She catches herself sometimes, eyes following the slope of his hunched shoulders. She tells herself that he's her partner and that's reason enough to discern the deepening circles beneath his eyes or the bloodied quicks of his fingers.

It's something about how he looks at her, how he treats her. Like an equal, a person. He doesn't jump in to protect her all the time, doesn't assume that as a male he is somehow stronger or more capable. She watches his hands as he gestures wildly and knows that those hands would never hurt her, that she could never push him so hard that he would swing back.

And it's perhaps the first time that she's been drawn to something other than power and strength and authority. Maybe she's growing as a person. Or maybe she's seen too many wives and children of those type of men sitting on the other side of her desk.

She's not asking anything of him, not even sure that she wants anything of him, but there's nights that find them sitting at Hal's Diner, sharing a plate of choc-chip pancakes – his head stuck in a text book and hers muddling through preschool applications and nanny recommendations – that have her mind wandering to dangerous territory.

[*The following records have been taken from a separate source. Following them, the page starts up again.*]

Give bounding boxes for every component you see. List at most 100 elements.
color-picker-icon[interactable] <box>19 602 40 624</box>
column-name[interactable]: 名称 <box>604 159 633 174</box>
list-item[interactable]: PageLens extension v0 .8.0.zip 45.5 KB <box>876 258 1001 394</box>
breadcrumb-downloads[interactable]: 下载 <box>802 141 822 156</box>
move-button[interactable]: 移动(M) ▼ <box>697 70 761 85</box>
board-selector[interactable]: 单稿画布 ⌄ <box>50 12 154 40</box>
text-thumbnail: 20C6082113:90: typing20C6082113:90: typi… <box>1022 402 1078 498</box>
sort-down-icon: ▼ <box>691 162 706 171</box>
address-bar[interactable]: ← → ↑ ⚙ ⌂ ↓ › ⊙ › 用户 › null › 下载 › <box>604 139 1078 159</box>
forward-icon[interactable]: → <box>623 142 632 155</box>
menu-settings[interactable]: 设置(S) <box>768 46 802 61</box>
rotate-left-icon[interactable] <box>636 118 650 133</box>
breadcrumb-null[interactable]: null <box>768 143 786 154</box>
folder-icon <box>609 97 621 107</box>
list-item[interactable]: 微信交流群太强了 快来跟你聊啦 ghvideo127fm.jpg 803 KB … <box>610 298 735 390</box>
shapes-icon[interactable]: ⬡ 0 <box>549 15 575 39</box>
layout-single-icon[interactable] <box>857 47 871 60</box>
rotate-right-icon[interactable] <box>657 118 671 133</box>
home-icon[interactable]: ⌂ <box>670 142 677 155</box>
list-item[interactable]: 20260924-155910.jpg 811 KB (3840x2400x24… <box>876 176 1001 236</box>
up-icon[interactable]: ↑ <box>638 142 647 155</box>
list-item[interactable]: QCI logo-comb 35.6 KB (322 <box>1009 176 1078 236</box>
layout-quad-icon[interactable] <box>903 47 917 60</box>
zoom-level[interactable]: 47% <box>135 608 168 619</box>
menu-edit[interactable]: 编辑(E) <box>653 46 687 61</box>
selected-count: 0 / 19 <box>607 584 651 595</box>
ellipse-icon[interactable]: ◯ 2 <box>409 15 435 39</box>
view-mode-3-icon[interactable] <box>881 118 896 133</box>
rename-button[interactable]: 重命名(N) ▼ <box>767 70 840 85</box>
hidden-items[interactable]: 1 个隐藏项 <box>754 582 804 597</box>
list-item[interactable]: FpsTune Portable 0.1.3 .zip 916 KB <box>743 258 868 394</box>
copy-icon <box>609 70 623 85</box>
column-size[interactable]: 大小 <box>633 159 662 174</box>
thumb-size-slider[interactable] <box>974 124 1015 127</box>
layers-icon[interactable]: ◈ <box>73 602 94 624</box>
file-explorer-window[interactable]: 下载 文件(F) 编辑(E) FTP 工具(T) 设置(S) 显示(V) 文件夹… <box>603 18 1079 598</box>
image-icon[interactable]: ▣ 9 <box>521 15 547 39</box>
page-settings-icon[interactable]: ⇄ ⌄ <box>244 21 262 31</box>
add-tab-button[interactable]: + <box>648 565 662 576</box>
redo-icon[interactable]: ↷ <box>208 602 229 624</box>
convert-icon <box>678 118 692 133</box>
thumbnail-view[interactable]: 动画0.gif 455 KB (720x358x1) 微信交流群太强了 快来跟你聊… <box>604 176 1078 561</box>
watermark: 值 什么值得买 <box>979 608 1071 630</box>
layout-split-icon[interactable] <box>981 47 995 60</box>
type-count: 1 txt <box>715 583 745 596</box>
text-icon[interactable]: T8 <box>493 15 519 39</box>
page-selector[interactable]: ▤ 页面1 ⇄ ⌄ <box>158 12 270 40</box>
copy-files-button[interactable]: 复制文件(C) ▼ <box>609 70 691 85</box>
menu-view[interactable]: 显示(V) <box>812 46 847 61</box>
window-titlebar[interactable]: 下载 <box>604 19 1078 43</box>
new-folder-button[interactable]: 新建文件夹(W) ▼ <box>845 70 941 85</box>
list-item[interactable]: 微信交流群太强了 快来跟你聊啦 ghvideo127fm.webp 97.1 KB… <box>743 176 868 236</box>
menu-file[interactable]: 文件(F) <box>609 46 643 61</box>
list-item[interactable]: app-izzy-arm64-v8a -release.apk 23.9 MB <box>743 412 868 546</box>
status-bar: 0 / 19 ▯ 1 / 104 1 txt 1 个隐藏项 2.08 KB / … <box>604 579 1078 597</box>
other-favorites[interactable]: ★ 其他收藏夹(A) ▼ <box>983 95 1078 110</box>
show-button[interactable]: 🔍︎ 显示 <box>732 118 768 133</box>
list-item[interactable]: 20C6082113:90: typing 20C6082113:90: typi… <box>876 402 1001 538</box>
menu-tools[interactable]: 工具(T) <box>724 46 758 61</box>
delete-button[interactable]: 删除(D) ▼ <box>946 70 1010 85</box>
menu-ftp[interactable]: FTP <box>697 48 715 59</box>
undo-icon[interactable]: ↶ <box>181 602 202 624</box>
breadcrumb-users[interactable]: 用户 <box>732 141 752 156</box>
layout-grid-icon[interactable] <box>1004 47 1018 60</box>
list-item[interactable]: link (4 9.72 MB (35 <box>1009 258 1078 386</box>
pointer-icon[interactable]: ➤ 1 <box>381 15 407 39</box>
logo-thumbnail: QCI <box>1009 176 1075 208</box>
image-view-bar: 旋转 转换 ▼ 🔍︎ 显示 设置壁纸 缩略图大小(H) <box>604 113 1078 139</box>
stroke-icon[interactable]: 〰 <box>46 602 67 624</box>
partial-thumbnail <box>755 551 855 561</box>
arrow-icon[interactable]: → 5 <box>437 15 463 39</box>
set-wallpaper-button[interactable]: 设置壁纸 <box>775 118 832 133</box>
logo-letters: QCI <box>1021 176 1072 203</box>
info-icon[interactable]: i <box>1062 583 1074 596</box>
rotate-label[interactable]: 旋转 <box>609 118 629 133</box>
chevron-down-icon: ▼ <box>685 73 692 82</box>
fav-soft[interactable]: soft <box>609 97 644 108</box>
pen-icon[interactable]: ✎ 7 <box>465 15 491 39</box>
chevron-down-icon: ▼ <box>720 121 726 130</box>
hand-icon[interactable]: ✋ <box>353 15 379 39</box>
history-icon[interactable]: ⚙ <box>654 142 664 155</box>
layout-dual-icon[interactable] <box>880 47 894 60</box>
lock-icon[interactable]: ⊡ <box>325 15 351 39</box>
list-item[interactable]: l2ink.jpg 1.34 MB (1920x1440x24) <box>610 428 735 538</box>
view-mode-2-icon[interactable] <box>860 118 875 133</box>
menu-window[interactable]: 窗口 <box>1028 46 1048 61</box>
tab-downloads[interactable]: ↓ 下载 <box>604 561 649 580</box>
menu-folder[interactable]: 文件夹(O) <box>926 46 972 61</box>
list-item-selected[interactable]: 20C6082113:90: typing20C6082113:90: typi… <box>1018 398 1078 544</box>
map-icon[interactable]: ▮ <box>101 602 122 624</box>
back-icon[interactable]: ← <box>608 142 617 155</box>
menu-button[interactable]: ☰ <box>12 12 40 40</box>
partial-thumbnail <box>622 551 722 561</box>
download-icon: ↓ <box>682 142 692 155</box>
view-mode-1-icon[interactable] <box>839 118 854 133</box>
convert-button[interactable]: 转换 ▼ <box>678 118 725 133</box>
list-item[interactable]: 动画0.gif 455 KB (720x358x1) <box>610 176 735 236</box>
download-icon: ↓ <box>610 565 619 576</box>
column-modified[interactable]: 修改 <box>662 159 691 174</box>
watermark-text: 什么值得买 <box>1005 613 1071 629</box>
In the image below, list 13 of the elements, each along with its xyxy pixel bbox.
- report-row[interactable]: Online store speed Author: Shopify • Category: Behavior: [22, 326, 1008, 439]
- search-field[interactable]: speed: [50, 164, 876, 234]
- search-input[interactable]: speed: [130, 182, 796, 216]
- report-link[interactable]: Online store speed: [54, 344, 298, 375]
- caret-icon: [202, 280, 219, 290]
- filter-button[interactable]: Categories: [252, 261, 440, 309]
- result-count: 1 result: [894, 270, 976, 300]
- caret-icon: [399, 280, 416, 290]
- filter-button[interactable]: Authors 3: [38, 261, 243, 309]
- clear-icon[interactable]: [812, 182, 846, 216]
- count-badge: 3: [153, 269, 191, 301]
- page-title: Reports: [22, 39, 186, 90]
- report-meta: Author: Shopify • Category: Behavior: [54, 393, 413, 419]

But then there's the days when Bella drops by the precinct with boxes of second-hand baby clothes for her, the days when Sonny wraps his arms around his niece with a big smile. And she's so scared that she would infect that. Because he is bright and full of potential, and she is dark and broken.

So she pulls back, she spends nights wrapped around Frannie and letting Finn's words of wisdom halt her fingers from inching towards her phone. "You can't take anyone from this job home with you."